A walk in the woods: Land of giants among dinosaurs
I have been fortunate enough to live in some of the most beautiful parts of British Columbia, from the Rockies to the west coast.
My life began in the Kootenays in the shadow of the Rocky Mountains, among slopes blanketed in montane and Columbia forests. I then spent my childhood in the dry south Okanagan, where my neighbourhood forests consisted of Douglas-fir and vanilla-scented ponderosa pines, or “puzzle trees,” as I fondly called them due to their puzzle-like pieces of bark.
When I was 15, a family move whisked me away from my arid paradise to Vancouver Island, and this is where my education and true appreciation of coastal forests began.
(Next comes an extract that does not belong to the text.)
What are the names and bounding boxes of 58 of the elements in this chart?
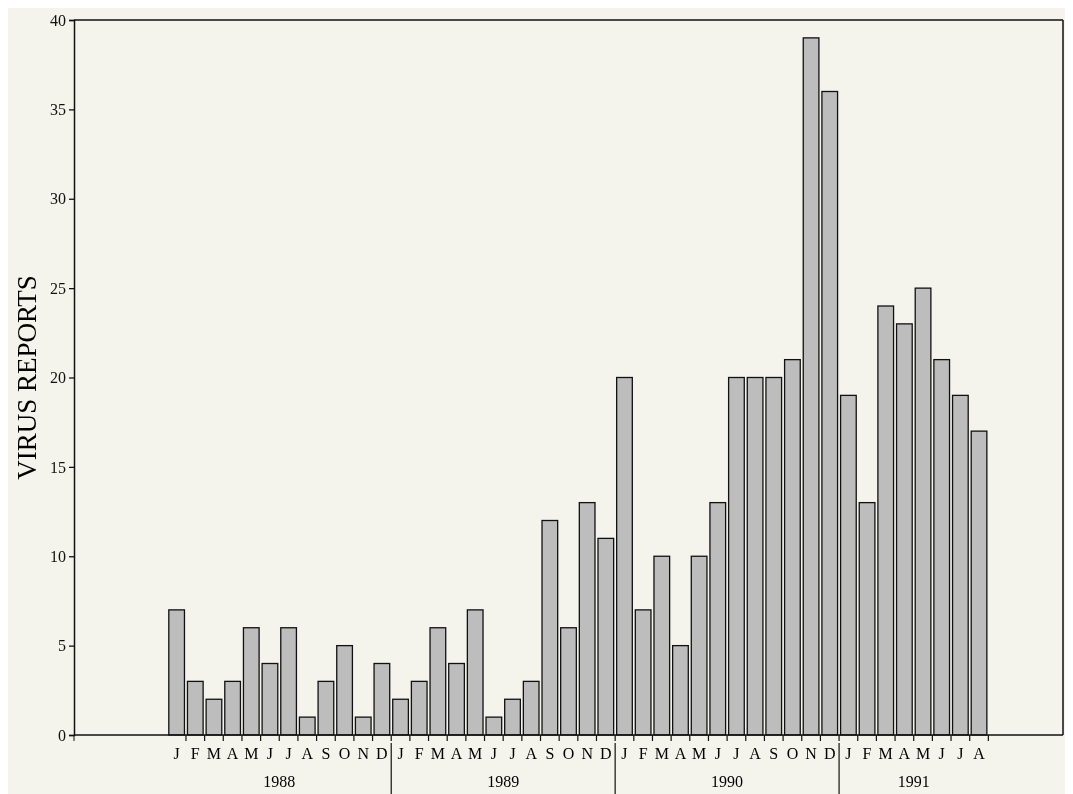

As a child from the interior, I was in awe of the perpetual green found on the west coast. It did not take long to discover the reason behind the lush, evergreen vegetation dominating the landscape: this desert girl had moved to a rainforest.
The temperate rainforest climate that runs along BC’s west coast is a product of the Pacific Ocean and the Coast Mountains and Cascade Range. The mild ocean air pushes moisture-heavy clouds directly into the wall made by the Coast Mountains. Like a hand squeezing a sponge, the mountains force the clouds to unload their wet burden before heading inland to BC’s interior. Some places, like Haida Gwaii and the Central Coast Rainforest, can receive as much as five metres of rain per year. The results of these powerful forces are our lush, wet coastal forests dominated by evergreen, coniferous trees that photosynthesize all year long, even in winter, allowing them to grow into forests of giants.
While the endless drizzle was a bit of a rude awakening after living in a semi-desert climate, I overcame my adversity for rain and clouds by spending time in the coastal forests and learning more about the results of this relationship between land and sea. During university, I was drawn outside to learn more about the species that rely on our coastal forests and the diversity that can be found within this region.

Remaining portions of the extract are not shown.